Secondo quanto emerso dalle indagini della Polizia Postale, l’uomo avrebbe scattato fotografie alle alunne – alcune anche di nascosto – per poi modificarle con programmi basati su IA generativa, capaci di creare immagini realistiche alterando quelle originali.
Come funzionava il sistema con l’IA
Gli investigatori hanno scoperto che il bidello utilizzava software che sfruttano l’intelligenza artificiale per generare immagini manipolate, una tecnologia simile a quella utilizzata per i cosiddetti deepfake.
Partendo da una fotografia normale, il programma è in grado di:
- ricostruire artificialmente parti del corpo
- simulare la nudità delle persone ritratte
- creare immagini apparentemente realistiche ma completamente false
Nel caso specifico, alcune immagini mostravano addirittura fotomontaggi in cui l’uomo appariva accanto alle studentesse, come se le foto fossero state scattate insieme.

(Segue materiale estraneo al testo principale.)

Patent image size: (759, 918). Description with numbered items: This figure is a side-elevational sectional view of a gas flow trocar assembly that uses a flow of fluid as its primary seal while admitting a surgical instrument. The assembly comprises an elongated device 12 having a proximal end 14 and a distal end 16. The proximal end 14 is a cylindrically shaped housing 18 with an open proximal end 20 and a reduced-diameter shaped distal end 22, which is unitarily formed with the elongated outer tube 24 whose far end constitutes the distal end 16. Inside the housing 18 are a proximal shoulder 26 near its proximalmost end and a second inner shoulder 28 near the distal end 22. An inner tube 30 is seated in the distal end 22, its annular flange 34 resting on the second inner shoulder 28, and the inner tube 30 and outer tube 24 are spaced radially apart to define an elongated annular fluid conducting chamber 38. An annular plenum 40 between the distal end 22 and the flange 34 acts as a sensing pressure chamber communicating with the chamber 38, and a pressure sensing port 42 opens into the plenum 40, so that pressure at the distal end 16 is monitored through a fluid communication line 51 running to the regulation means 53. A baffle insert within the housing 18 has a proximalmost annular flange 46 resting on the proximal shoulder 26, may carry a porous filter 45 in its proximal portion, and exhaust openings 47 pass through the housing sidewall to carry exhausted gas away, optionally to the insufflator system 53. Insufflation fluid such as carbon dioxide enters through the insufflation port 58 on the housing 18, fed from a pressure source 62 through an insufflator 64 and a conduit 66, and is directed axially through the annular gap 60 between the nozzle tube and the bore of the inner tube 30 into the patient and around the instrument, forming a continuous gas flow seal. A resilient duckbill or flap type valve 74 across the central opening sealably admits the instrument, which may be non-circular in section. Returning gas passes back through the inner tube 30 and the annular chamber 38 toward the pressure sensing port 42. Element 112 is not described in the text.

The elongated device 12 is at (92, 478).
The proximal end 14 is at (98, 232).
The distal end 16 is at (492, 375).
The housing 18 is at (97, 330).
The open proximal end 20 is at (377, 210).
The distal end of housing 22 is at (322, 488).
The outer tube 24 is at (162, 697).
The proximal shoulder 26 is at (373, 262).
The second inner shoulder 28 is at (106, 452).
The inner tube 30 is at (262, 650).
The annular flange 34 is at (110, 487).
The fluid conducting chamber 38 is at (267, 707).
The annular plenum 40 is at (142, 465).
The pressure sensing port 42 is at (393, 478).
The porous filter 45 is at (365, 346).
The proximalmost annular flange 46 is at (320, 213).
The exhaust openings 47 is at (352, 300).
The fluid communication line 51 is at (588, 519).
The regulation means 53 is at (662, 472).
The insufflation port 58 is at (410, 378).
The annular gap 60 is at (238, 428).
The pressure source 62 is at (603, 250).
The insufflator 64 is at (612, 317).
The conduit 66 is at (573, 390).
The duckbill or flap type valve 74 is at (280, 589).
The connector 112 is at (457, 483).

L’indagine partita da una segnalazione internazionale
L’inchiesta è partita da una segnalazione del National Center for Missing & Exploited Children (NCMEC), l’organizzazione internazionale che monitora la diffusione online di materiale pedopornografico.

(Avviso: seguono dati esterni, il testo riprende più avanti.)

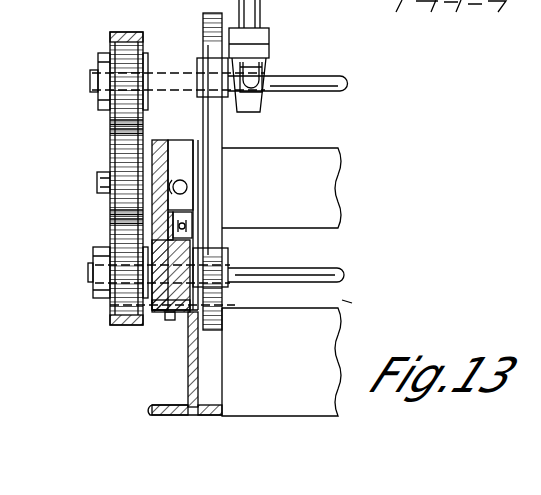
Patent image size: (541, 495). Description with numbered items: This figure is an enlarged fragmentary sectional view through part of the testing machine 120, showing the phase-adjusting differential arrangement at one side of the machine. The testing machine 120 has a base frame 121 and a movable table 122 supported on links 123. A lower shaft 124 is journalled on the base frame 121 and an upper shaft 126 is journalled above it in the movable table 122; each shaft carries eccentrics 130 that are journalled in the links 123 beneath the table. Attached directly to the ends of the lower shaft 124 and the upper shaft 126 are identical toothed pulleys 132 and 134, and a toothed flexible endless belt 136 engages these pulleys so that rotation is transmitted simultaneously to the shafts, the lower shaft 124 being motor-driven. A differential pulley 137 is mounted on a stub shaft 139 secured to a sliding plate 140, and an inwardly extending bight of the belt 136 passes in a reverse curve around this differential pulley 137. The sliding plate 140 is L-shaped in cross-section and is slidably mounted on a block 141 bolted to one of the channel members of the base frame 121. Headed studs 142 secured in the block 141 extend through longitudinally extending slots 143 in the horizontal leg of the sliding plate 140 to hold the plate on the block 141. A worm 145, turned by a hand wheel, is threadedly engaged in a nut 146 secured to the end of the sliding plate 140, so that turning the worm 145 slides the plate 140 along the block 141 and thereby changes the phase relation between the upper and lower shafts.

The testing machine 120 is at (350, 301).
The base frame 121 is at (300, 360).
The movable table 122 is at (268, 41).
The links 123 is at (209, 0).
The lower shaft 124 is at (302, 273).
The upper shaft 126 is at (308, 82).
The eccentrics 130 is at (198, 64).
The toothed pulley 132 is at (108, 309).
The toothed pulley 134 is at (119, 39).
The toothed flexible endless belt 136 is at (115, 130).
The differential pulley 137 is at (110, 218).
The stub shaft 139 is at (98, 182).
The sliding plate 140 is at (155, 142).
The block 141 is at (158, 314).
The headed stud 142 is at (186, 207).
The slot 143 is at (185, 226).
The worm 145 is at (186, 185).
The nut 146 is at (182, 154).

La segnalazione è stata trasmessa alle autorità italiane e alla Polizia Postale, che ha avviato le indagini informatiche.

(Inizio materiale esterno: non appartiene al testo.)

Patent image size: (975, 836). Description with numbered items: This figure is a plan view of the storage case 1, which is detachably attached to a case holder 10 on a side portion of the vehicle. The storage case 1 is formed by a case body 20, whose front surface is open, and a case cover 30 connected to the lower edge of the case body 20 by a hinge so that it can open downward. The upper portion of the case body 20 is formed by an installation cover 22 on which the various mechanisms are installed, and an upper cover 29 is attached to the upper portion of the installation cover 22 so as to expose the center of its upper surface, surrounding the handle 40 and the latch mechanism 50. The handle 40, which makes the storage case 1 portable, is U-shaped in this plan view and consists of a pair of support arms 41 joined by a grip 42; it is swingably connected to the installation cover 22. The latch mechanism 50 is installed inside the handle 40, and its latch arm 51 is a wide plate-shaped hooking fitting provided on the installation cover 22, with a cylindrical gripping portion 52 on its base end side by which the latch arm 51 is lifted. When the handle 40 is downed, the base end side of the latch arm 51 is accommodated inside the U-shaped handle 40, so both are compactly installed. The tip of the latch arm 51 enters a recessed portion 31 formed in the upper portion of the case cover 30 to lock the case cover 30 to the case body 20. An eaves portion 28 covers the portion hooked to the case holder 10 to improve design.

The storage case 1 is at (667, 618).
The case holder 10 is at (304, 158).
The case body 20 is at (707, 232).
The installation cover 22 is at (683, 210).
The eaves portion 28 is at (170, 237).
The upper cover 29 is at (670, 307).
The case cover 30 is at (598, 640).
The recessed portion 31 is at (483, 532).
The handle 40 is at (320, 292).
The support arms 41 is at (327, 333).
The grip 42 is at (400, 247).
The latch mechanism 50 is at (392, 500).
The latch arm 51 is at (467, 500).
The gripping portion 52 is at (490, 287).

Durante le perquisizioni gli investigatori hanno sequestrato computer, smartphone e supporti digitali, trovando numerose immagini illegali e file manipolati con l’intelligenza artificiale.
Il materiale trovato ha portato all’arresto dell’uomo e all’avvio del procedimento penale.
Arresto e indagini ancora in corso
Il Giudice per le Indagini Preliminari (GIP) ha convalidato l’arresto dell’uomo, che si trova ora agli arresti domiciliari.
Gli investigatori stanno proseguendo gli accertamenti per:
- verificare il numero delle vittime coinvolte
- accertare se le immagini siano state condivise online
- individuare eventuali altri reati collegati.
Il nuovo pericolo dei deepfake e dell’IA
Il caso riaccende l’attenzione sui rischi legati all’uso improprio dell’intelligenza artificiale.
Negli ultimi anni si è diffuso il fenomeno dei deepfake, ovvero immagini o video manipolati tramite algoritmi avanzati che possono alterare il volto o il corpo delle persone.
Quando queste tecnologie vengono utilizzate per creare immagini sessualmente esplicite senza consenso, soprattutto se coinvolgono minori, si configurano reati molto gravi previsti dal codice penale.
Per questo motivo le autorità stanno intensificando i controlli online e invitano a segnalare immediatamente qualsiasi contenuto sospetto.